I eat a combination of these two cultures meals, lots of pasta (whole grain of coarse) with olive oil and spices.
It’s theorized the herbal combination of mint, thyme, marjoram, basil and rosemary mimic the mechanism of action of Gleevac, America’s one “miracle cure” for cancer that allows cancer to exist in a person without it causing symptom.
The goal of gleevac is to have cancer without disease. It’s starting point began from actions that occurred naturally.
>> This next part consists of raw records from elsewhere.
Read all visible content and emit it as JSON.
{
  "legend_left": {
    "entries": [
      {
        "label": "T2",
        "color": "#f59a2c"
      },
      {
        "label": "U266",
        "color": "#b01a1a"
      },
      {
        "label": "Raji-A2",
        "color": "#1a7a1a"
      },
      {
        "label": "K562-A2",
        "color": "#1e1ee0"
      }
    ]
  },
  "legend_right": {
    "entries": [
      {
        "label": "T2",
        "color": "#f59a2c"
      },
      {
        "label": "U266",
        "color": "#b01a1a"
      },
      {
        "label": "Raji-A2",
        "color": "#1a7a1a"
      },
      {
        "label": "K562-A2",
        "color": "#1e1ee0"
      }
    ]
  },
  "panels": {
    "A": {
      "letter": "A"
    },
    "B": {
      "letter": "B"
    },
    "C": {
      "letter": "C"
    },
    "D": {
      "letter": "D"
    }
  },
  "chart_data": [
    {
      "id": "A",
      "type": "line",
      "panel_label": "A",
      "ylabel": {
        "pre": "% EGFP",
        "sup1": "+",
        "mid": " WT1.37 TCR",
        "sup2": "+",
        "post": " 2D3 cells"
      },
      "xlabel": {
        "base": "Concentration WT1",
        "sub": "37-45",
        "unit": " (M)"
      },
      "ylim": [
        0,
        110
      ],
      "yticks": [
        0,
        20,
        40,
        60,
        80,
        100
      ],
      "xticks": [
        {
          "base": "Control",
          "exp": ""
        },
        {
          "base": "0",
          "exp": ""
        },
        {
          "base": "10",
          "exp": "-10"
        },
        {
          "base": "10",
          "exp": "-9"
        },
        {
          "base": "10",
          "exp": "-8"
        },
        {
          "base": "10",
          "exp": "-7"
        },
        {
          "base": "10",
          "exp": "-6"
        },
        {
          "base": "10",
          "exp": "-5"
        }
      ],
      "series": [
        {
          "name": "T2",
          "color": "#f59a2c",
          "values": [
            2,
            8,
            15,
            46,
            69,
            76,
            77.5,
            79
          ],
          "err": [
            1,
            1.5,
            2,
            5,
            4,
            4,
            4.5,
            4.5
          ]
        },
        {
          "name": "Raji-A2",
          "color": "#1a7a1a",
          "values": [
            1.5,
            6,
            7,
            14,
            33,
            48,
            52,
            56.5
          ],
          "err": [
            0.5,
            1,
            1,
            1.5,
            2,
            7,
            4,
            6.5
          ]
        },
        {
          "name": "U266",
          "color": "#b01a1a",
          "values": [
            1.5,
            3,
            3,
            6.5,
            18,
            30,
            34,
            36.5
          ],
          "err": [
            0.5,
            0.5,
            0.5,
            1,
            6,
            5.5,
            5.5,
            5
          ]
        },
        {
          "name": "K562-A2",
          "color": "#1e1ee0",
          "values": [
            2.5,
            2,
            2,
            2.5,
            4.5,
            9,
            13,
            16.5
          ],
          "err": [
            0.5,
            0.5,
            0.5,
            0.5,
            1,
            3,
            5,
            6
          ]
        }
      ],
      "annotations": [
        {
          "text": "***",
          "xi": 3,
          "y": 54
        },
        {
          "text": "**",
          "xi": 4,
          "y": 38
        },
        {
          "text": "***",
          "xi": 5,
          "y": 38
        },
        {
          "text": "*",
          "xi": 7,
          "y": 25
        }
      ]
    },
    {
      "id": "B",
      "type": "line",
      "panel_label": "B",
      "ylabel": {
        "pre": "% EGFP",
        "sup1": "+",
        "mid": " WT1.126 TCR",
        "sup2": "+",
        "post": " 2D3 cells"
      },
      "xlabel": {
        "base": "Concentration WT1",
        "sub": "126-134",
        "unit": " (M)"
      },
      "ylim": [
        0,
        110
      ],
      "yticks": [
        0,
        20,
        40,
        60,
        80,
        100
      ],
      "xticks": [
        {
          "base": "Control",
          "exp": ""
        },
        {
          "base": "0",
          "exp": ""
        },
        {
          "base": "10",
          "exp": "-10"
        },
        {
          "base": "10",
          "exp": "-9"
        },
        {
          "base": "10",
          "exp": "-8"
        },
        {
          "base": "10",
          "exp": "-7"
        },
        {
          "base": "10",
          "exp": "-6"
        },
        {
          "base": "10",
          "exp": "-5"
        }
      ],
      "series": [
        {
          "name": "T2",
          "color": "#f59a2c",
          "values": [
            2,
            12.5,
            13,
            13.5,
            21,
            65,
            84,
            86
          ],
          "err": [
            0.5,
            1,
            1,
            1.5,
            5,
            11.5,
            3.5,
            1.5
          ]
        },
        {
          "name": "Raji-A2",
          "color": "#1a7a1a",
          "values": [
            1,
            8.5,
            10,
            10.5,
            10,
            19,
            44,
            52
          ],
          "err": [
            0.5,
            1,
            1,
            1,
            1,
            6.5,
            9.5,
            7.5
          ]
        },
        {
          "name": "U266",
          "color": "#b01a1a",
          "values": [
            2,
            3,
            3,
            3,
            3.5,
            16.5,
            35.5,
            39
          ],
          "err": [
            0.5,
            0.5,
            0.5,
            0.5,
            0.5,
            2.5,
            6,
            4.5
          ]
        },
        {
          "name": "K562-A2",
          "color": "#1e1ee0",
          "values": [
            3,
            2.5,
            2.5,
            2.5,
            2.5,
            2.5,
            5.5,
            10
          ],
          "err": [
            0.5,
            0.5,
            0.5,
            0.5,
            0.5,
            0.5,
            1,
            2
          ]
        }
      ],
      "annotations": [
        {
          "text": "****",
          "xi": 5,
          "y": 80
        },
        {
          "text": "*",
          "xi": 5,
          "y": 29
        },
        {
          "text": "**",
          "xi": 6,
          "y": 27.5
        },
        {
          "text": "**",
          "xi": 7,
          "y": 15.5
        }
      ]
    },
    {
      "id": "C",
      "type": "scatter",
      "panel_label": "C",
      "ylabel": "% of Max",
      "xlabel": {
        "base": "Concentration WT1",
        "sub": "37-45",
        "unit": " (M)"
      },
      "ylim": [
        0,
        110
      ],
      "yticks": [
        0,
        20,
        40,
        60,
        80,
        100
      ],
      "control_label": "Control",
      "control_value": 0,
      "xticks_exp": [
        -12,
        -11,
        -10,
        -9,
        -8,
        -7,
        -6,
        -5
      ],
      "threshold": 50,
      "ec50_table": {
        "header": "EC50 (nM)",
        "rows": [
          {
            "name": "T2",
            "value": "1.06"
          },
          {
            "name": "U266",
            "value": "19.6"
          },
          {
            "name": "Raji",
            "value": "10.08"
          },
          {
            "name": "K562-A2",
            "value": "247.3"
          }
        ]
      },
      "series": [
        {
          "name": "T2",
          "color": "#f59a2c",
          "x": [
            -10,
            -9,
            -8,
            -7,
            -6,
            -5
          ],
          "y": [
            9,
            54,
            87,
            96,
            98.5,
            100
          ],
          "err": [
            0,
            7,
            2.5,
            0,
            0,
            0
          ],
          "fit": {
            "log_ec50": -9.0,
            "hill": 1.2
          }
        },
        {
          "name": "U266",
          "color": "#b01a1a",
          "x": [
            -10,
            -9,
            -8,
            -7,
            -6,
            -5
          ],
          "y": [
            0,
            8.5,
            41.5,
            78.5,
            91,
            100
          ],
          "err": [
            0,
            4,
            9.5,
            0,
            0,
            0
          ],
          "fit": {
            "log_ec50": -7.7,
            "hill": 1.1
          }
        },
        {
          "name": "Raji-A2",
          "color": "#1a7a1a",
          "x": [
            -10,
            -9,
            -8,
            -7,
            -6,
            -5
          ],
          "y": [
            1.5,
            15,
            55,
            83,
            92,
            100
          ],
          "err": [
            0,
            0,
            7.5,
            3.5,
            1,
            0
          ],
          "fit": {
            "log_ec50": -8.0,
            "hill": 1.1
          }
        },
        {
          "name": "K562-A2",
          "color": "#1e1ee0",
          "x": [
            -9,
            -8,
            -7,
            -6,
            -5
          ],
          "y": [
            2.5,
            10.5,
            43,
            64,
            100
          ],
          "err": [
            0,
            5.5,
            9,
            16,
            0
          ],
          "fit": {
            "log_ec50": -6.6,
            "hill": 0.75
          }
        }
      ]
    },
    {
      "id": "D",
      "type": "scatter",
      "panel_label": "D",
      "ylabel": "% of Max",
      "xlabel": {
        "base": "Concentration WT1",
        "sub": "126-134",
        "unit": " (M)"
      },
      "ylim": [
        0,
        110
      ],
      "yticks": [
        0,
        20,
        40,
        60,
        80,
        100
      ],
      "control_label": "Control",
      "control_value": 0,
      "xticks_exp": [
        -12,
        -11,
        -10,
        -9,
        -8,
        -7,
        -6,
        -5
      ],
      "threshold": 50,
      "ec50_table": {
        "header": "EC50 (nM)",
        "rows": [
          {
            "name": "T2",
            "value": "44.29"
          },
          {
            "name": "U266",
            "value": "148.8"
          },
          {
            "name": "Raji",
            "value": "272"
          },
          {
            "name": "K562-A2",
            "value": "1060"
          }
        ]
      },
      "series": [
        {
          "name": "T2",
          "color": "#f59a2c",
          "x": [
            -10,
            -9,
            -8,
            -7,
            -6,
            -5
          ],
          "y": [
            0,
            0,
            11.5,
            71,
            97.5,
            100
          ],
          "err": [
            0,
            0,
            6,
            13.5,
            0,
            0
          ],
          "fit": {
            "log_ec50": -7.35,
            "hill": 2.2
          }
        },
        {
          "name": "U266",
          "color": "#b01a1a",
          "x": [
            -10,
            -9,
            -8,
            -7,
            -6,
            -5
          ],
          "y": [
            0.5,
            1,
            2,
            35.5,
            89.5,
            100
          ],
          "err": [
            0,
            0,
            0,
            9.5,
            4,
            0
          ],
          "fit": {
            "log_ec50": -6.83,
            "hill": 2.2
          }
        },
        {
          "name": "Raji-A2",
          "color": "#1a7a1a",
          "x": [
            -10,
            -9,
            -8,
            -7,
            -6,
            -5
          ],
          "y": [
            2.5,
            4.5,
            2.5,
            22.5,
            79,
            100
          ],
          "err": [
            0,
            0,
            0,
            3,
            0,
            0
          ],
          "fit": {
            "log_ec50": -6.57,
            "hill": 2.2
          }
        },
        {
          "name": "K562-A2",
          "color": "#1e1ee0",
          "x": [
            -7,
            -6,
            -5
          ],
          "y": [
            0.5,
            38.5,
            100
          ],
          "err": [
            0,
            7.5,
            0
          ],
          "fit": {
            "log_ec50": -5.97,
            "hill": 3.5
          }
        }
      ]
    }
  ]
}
Not every cancer in the US is treated with Gleevac (Certain Leukemias and non-hodgkin’s are, but Hodgkins is not. Hodgkin’s is, however, treated with a medication similar to gleevac in India with much success. It really pays to have culturally diverse friends).
Pastas are great to through my magic mixture in, as are rices.
Finally, I stocked up on lunch box staples for X: Gold Fish, Ritz crackers, apple sauce, pudding, and gummy fruits. X will not go hungry for a while. I now feel secure and can rest easily.
Now, looking at my refridgerator and pantry, I’m ready for the next two weeks if misery happens to befall me.
I’ve gone on a long time rambling, sometime I will go over how I organize to accomplish the greatest health while in treatment, but that’s just not going to be today.
I do have something very special planned for tomorrow though, and I’m hoping I can get to it before I lose my mind with treatments. I’m going to talk about one of my favorite Hodgkin’s Warrior, Kara, and why so many people have been pressuring me to see Dr. O in NYC. So exciting.